My dataset has a number of duration columns that have both positive and negative values, like this:
require(lubridate)
set.seed(43)
dt=data.table(A=as.duration(rnorm(100)*100), B=as.duration(rnorm(100)*100), C=as.duration(rnorm(100)*100))
I need to generate summaries for each column, but ONLY for the negative values in each, like this:
a=dt[as.numeric(A)<=0, summary(as.numeric(A))]
b=dt[as.numeric(B)<=0, summary(as.numeric(B))]
c=dt[as.numeric(B)<=0, summary(as.numeric(B))]
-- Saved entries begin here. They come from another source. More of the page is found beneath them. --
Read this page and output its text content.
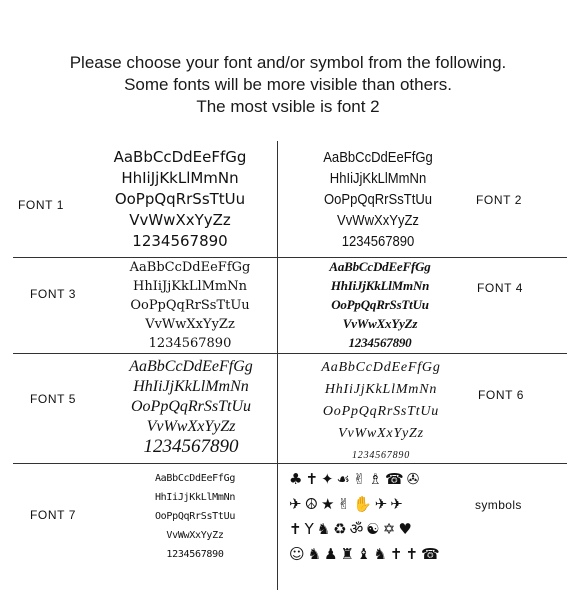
Please choose your font and/or symbol from the following.
Some fonts will be more visible than others.
The most vsible is font 2
FONT 1
AaBbCcDdEeFfGg
HhIiJjKkLlMmNn
OoPpQqRrSsTtUu
VvWwXxYyZz
1234567890
FONT 2
AaBbCcDdEeFfGg
HhIiJjKkLlMmNn
OoPpQqRrSsTtUu
VvWwXxYyZz
1234567890
FONT 3
AaBbCcDdEeFfGg
HhIiJjKkLlMmNn
OoPpQqRrSsTtUu
VvWwXxYyZz
1234567890
FONT 4
AaBbCcDdEeFfGg
HhIiJjKkLlMmNn
OoPpQqRrSsTtUu
VvWwXxYyZz
1234567890
FONT 5
AaBbCcDdEeFfGg
HhIiJjKkLlMmNn
OoPpQqRrSsTtUu
VvWwXxYyZz
1234567890
FONT 6
AaBbCcDdEeFfGg
HhIiJjKkLlMmNn
OoPpQqRrSsTtUu
VvWwXxYyZz
1234567890
FONT 7
AaBbCcDdEeFfGg
HhIiJjKkLlMmNn
OoPpQqRrSsTtUu
VvWwXxYyZz
1234567890
symbols
♣✝✦☙✌♗☎✇
✈☮★✌✋✈✈
✝Y♞♻ॐ☯✡♥
☺♞♟♜♝♞✝✝☎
results1=data.table(as.list(a),as.list(b),as.list(c))
results1
V1 V2 V3
-208.7355428 -237.0840684 -237.0840684
-109.9255927 -90.91095008 -90.91095008
-64.83885801 -72.52487746 -72.52487746
-70.87867962 -74.7173011 -74.7173011
-25.19085368 -38.76434599 -38.76434599
-1.009403041 -1.733105648 -1.733105648
My dataset has many more columns like A..C, so writing individual summary statements for each variable becomes tedious. Ideally I would like to do this by iterating through each one of those columns. I tried this:
for (i in 1:3) {
#col_name=paste("summary",i,sep="_")
results[i] = dt[as.numeric(dt[[i]])<=0, .(summary(as.numeric(dt[[i]])))]
}
as.data.table(results)
V1 V2 V3
1: -208.7355428 -237.084068 -294.9729
2: -64.0973647 -65.496083 -76.02132
3: 0.1557914 8.544047 14.264934
4: 6.2315259 9.399898 0.5640193
5: 58.6766806 76.905693 77.687728
6: 261.6953128 211.874016 272.82491
It seems that in the for loop, the summary is performed on ALL values (both positive AND negative), and the sub setting is being ignored. What am doing wrong? And is there a way to capture the label of each value as well (i.e the row names should be Min, 1stQU, Median, Mean, 3rdQu, Max). Thank you.